Cette œuvre dénonçant les drames de l’immigration n’a pas été exposée sur l’île de Lampedusa

© Observateurs

Depuis le début du mois de juillet, plusieurs publications Facebook partagent une photographie censée avoir été prise sur l’île italienne de Lampedusa lors d’une exposition. Cette image circule sur les réseaux sociaux depuis plusieurs années et est souvent accompagnée de cette même légende trompeuse. La photographie montre en réalité une œuvre d’art créée au Michigan en 2013 à partir d’affaires retrouvées près de la frontière entre les États-Unis et le Mexique.

La vérification en bref

  • Depuis le début du mois de juillet, plusieurs publications Facebook partagent une photographie censée avoir été prise sur l’île italienne de Lampedusa lors d’une exposition. L’île est connue pour être le lieu de passage de nombreux candidats à l’immigration vers l’Europe.

  • Cette image circule sur les réseaux sociaux depuis plusieurs années et est souvent accompagnée de cette même légende trompeuse.

  • La photographie montre en réalité une œuvre d’art créée en 2013 aux États-Unis. Si elle dénonce bien les dangers que peuvent rencontrer les personnes exilées, cette œuvre n’a en réalité pas de lien avec l’île de Lampedusa. Elle a été réalisée à partir d’affaires retrouvées près de la frontière entre les États-Unis et le Mexique.

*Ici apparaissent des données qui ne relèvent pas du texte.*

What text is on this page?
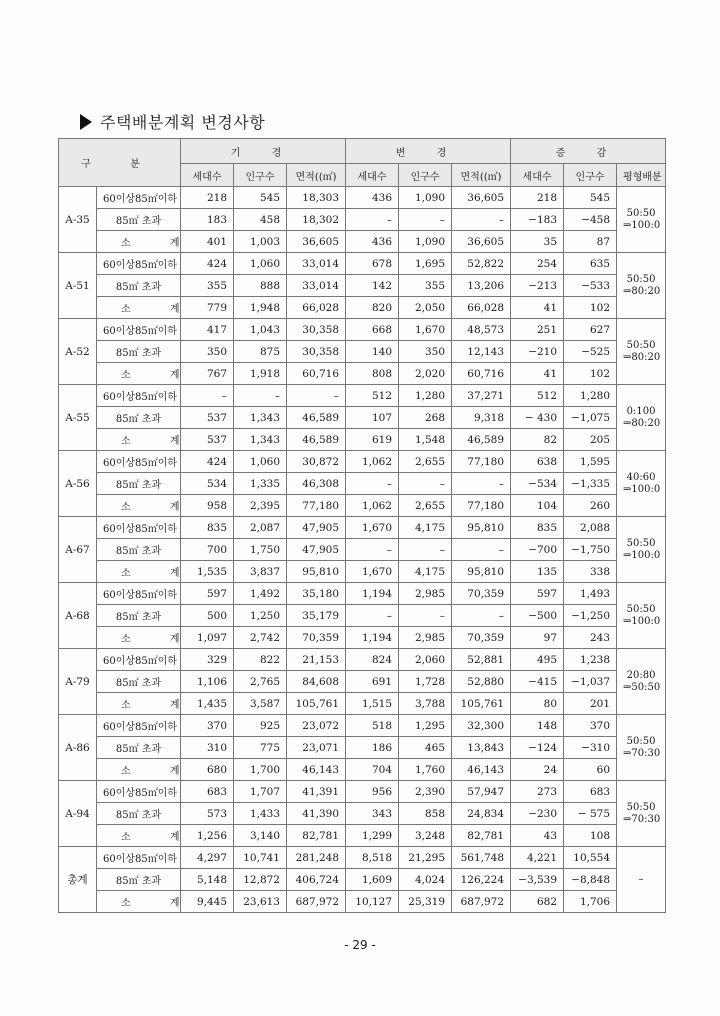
주택배분계획 변경사항
구 분		기 경			변 경			증 감		
		세대수	인구수	면적((㎡)	세대수	인구수	면적((㎡)	세대수	인구수	평형배분
A-35	60이상85㎡이하	218	545	18,303	436	1,090	36,605	218	545	50:50 ⇒100:0
	85㎡ 초과	183	458	18,302	–	–	–	−183	−458	
	소 계	401	1,003	36,605	436	1,090	36,605	35	87	
A-51	60이상85㎡이하	424	1,060	33,014	678	1,695	52,822	254	635	50:50 ⇒80:20
	85㎡ 초과	355	888	33,014	142	355	13,206	−213	−533	
	소 계	779	1,948	66,028	820	2,050	66,028	41	102	
A-52	60이상85㎡이하	417	1,043	30,358	668	1,670	48,573	251	627	50:50 ⇒80:20
	85㎡ 초과	350	875	30,358	140	350	12,143	−210	−525	
	소 계	767	1,918	60,716	808	2,020	60,716	41	102	
A-55	60이상85㎡이하	–	–	–	512	1,280	37,271	512	1,280	0:100 ⇒80:20
	85㎡ 초과	537	1,343	46,589	107	268	9,318	− 430	−1,075	
	소 계	537	1,343	46,589	619	1,548	46,589	82	205	
A-56	60이상85㎡이하	424	1,060	30,872	1,062	2,655	77,180	638	1,595	40:60 ⇒100:0
	85㎡ 초과	534	1,335	46,308	–	–	–	−534	−1,335	
	소 계	958	2,395	77,180	1,062	2,655	77,180	104	260	
A-67	60이상85㎡이하	835	2,087	47,905	1,670	4,175	95,810	835	2,088	50:50 ⇒100:0
	85㎡ 초과	700	1,750	47,905	–	–	–	−700	−1,750	
	소 계	1,535	3,837	95,810	1,670	4,175	95,810	135	338	
A-68	60이상85㎡이하	597	1,492	35,180	1,194	2,985	70,359	597	1,493	50:50 ⇒100:0
	85㎡ 초과	500	1,250	35,179	–	–	–	−500	−1,250	
	소 계	1,097	2,742	70,359	1,194	2,985	70,359	97	243	
A-79	60이상85㎡이하	329	822	21,153	824	2,060	52,881	495	1,238	20:80 ⇒50:50
	85㎡ 초과	1,106	2,765	84,608	691	1,728	52,880	−415	−1,037	
	소 계	1,435	3,587	105,761	1,515	3,788	105,761	80	201	
A-86	60이상85㎡이하	370	925	23,072	518	1,295	32,300	148	370	50:50 ⇒70:30
	85㎡ 초과	310	775	23,071	186	465	13,843	−124	−310	
	소 계	680	1,700	46,143	704	1,760	46,143	24	60	
A-94	60이상85㎡이하	683	1,707	41,391	956	2,390	57,947	273	683	50:50 ⇒70:30
	85㎡ 초과	573	1,433	41,390	343	858	24,834	−230	− 575	
	소 계	1,256	3,140	82,781	1,299	3,248	82,781	43	108	
총계	60이상85㎡이하	4,297	10,741	281,248	8,518	21,295	561,748	4,221	10,554	–
	85㎡ 초과	5,148	12,872	406,724	1,609	4,024	126,224	−3,539	−8,848	
	소 계	9,445	23,613	687,972	10,127	25,319	687,972	682	1,706	
- 29 -
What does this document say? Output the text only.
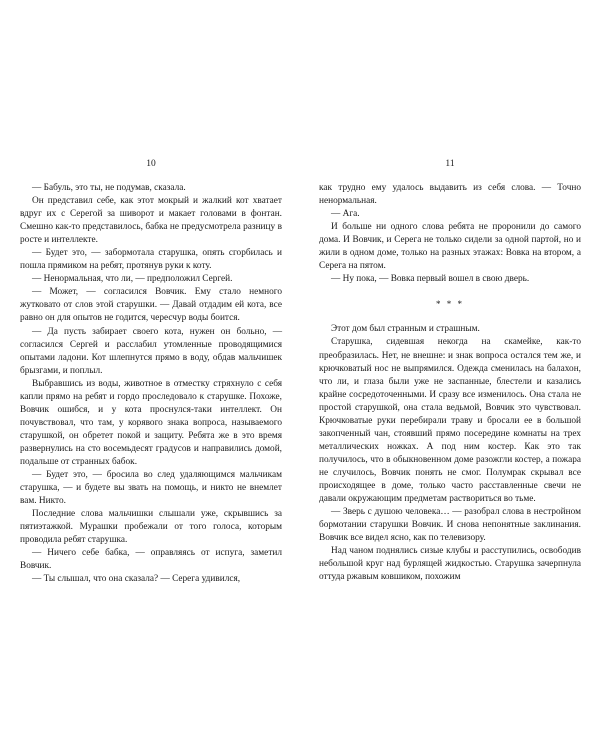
10

— Бабуль, это ты, не подумав, сказала.

Он представил себе, как этот мокрый и жалкий кот хватает вдруг их с Серегой за шиворот и макает головами в фонтан. Смешно как-то представилось, бабка не предусмотрела разницу в росте и интеллекте.

— Будет это, — забормотала старушка, опять сгорбилась и пошла прямиком на ребят, протянув руки к коту.

— Ненормальная, что ли, — предположил Сергей.

— Может, — согласился Вовчик. Ему стало немного жутковато от слов этой старушки. — Давай отдадим ей кота, все равно он для опытов не годится, чересчур воды боится.

— Да пусть забирает своего кота, нужен он больно, — согласился Сергей и расслабил утомленные проводящимися опытами ладони. Кот шлепнутся прямо в воду, обдав мальчишек брызгами, и поплыл.

Выбравшись из воды, животное в отместку стряхнуло с себя капли прямо на ребят и гордо проследовало к старушке. Похоже, Вовчик ошибся, и у кота проснулся-таки интеллект. Он почувствовал, что там, у корявого знака вопроса, называемого старушкой, он обретет покой и защиту. Ребята же в это время развернулись на сто восемьдесят градусов и направились домой, подальше от странных бабок.

— Будет это, — бросила во след удаляющимся мальчикам старушка, — и будете вы звать на помощь, и никто не внемлет вам. Никто.

Последние слова мальчишки слышали уже, скрывшись за пятиэтажкой. Мурашки пробежали от того голоса, которым проводила ребят старушка.

— Ничего себе бабка, — оправляясь от испуга, заметил Вовчик.

— Ты слышал, что она сказала? — Серега удивился,

11

как трудно ему удалось выдавить из себя слова. — Точно ненормальная.

— Ага.

И больше ни одного слова ребята не проронили до самого дома. И Вовчик, и Серега не только сидели за одной партой, но и жили в одном доме, только на разных этажах: Вовка на втором, а Серега на пятом.

— Ну пока, — Вовка первый вошел в свою дверь.

* * *

Этот дом был странным и страшным.

Старушка, сидевшая некогда на скамейке, как-то преобразилась. Нет, не внешне: и знак вопроса остался тем же, и крючковатый нос не выпрямился. Одежда сменилась на балахон, что ли, и глаза были уже не заспанные, блестели и казались крайне сосредоточенными. И сразу все изменилось. Она стала не простой старушкой, она стала ведьмой, Вовчик это чувствовал. Крючковатые руки перебирали траву и бросали ее в большой закопченный чан, стоявший прямо посередине комнаты на трех металлических ножках. А под ним костер. Как это так получилось, что в обыкновенном доме разожгли костер, а пожара не случилось, Вовчик понять не смог. Полумрак скрывал все происходящее в доме, только часто расставленные свечи не давали окружающим предметам раствориться во тьме.

— Зверь с душою человека… — разобрал слова в нестройном бормотании старушки Вовчик. И снова непонятные заклинания. Вовчик все видел ясно, как по телевизору.

Над чаном поднялись сизые клубы и расступились, освободив небольшой круг над бурлящей жидкостью. Старушка зачерпнула оттуда ржавым ковшиком, похожим
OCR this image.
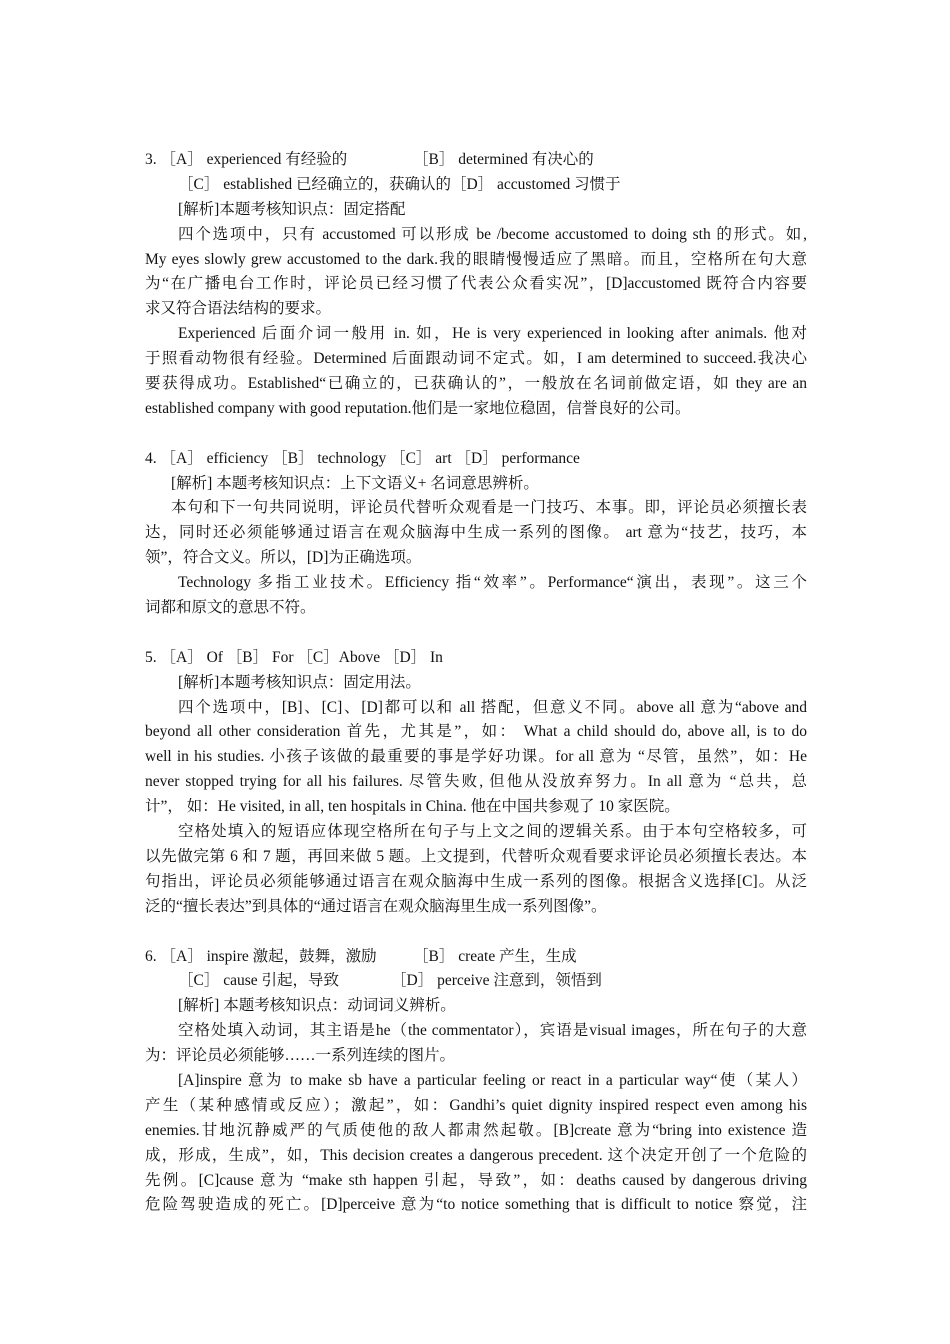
3. ［A］ experienced 有经验的	［B］ determined 有决心的
［C］ established 已经确立的，获确认的［D］ accustomed 习惯于
[解析]本题考核知识点：固定搭配
四个选项中，只有 accustomed 可以形成 be /become accustomed to doing sth 的形式。如,
My eyes slowly grew accustomed to the dark.我的眼睛慢慢适应了黑暗。而且，空格所在句大意
为“在广播电台工作时，评论员已经习惯了代表公众看实况”，[D]accustomed 既符合内容要
求又符合语法结构的要求。
Experienced 后面介词一般用 in. 如，He is very experienced in looking after animals. 他对
于照看动物很有经验。Determined 后面跟动词不定式。如，I am determined to succeed.我决心
要获得成功。Established“已确立的，已获确认的”，一般放在名词前做定语，如 they are an
established company with good reputation.他们是一家地位稳固，信誉良好的公司。
4. ［A］ efficiency ［B］ technology ［C］ art ［D］ performance
[解析] 本题考核知识点：上下文语义+ 名词意思辨析。
本句和下一句共同说明，评论员代替听众观看是一门技巧、本事。即，评论员必须擅长表
达，同时还必须能够通过语言在观众脑海中生成一系列的图像。 art 意为“技艺，技巧，本
领”，符合文义。所以，[D]为正确选项。
Technology 多指工业技术。Efficiency 指“效率”。Performance“演出，表现”。这三个
词都和原文的意思不符。
5. ［A］ Of ［B］ For ［C］Above ［D］ In
[解析]本题考核知识点：固定用法。
四个选项中，[B]、[C]、[D]都可以和 all 搭配，但意义不同。above all 意为“above and
beyond all other consideration 首先，尤其是”，如： What a child should do, above all, is to do
well in his studies. 小孩子该做的最重要的事是学好功课。for all 意为 “尽管，虽然”，如：He
never stopped trying for all his failures. 尽管失败, 但他从没放弃努力。In all 意为 “总共，总
计”， 如：He visited, in all, ten hospitals in China. 他在中国共参观了 10 家医院。
空格处填入的短语应体现空格所在句子与上文之间的逻辑关系。由于本句空格较多，可
以先做完第 6 和 7 题，再回来做 5 题。上文提到，代替听众观看要求评论员必须擅长表达。本
句指出，评论员必须能够通过语言在观众脑海中生成一系列的图像。根据含义选择[C]。从泛
泛的“擅长表达”到具体的“通过语言在观众脑海里生成一系列图像”。
6. ［A］ inspire 激起，鼓舞，激励 ［B］ create 产生，生成
［C］ cause 引起，导致	［D］ perceive 注意到，领悟到
[解析] 本题考核知识点：动词词义辨析。
空格处填入动词，其主语是he（the commentator），宾语是visual images，所在句子的大意
为：评论员必须能够……一系列连续的图片。
[A]inspire 意为 to make sb have a particular feeling or react in a particular way“使（某人）
产生（某种感情或反应）；激起”，如：Gandhi’s quiet dignity inspired respect even among his
enemies.甘地沉静威严的气质使他的敌人都肃然起敬。[B]create 意为“bring into existence 造
成，形成，生成”，如，This decision creates a dangerous precedent. 这个决定开创了一个危险的
先例。[C]cause 意为 “make sth happen 引起，导致”，如：deaths caused by dangerous driving
危险驾驶造成的死亡。[D]perceive 意为“to notice something that is difficult to notice 察觉，注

Le détail de la vérification

Depuis le mois de juin, les traversées de personnes exilées embarquant en Tunisie ou encore Libye afin de se rendre en Italie se sont intensifiées. Plus d'un millier de migrants sont arrivés en Italie le 24 juillet tandis que des centaines d'autres, secourus par des navires humanitaires, attendaient un port pour les recevoir, ont expliqué dimanche des ONG et les autorités. Le point d’accueil de l’île de Lampedusa a indiqué héberger près de1600 personnes alors que sa capacité est de 350 places. Sur les réseaux sociaux, cette actualité entraîne la publication de nombreux messages dénonçant la situation. Mais parmi les images authentiques, certains comptes relayent de fausses informations.

C’est par exemple le cas de ces publications qui partagent une photographie sur laquelle on distingue un mur recouvert de sacs à dos entassés. D’après les comptes diffusant ces images, il s’agirait d’une œuvre d’art, réalisée à partir des affaires d’exilés ayant perdu la vie dans la traversée de la Méditerranée, exposée dans un musée de l’île de Lampedusa.

Pour retrouver l’origine exacte de cette photographie, il faut réaliser une recherche d’image inversée (voir ici comment procéder). Les moteurs de recherche Bing et Yandex permettent de retrouver cette photographie sur le site de l’Université du Michigan, où elle a été publiée le 8 février 2017. Le site indique que ce mur recouvert de sac à dos est une œuvre d’art, et qu’elle fait partie de l’exposition “State of Exception” créée par les artistes Richard Barnes et Amanda Krugliak.

En recherchant ensuite sur Google les mots clefs “State of Exception Barnes Krugliak”, on retrouve plusieurs articles mentionnant cette exposition. Ces articles, ainsi que le livret de présentation de l’exposition, nous apprennent qu’elle a été créée en 2013 à l’Université du Michigan. Elle a ensuite été exposée dans plusieurs galeries américaines, par exemple à New York en février 2017.

Concrètement, ce mur recouvert de sac à dos est une œuvre d’art réalisée à partir de centaines d’affaires retrouvées près de la frontière entre les États-Unis et le Mexique et ayant appartenu à des migrants tentant d’entrer aux États-Unis.

Si cette œuvre impressionnante et cette photographie dénoncent donc bien les dangers que peuvent rencontrer les personnes exilées, elles n’ont pas de lien avec l’île de Lampedusa. Cependant, un musée de l’île italienne a bien accueilli, en 2019, une autre exposition réalisée à partir d’objets récupérés dans des bateaux de migrants.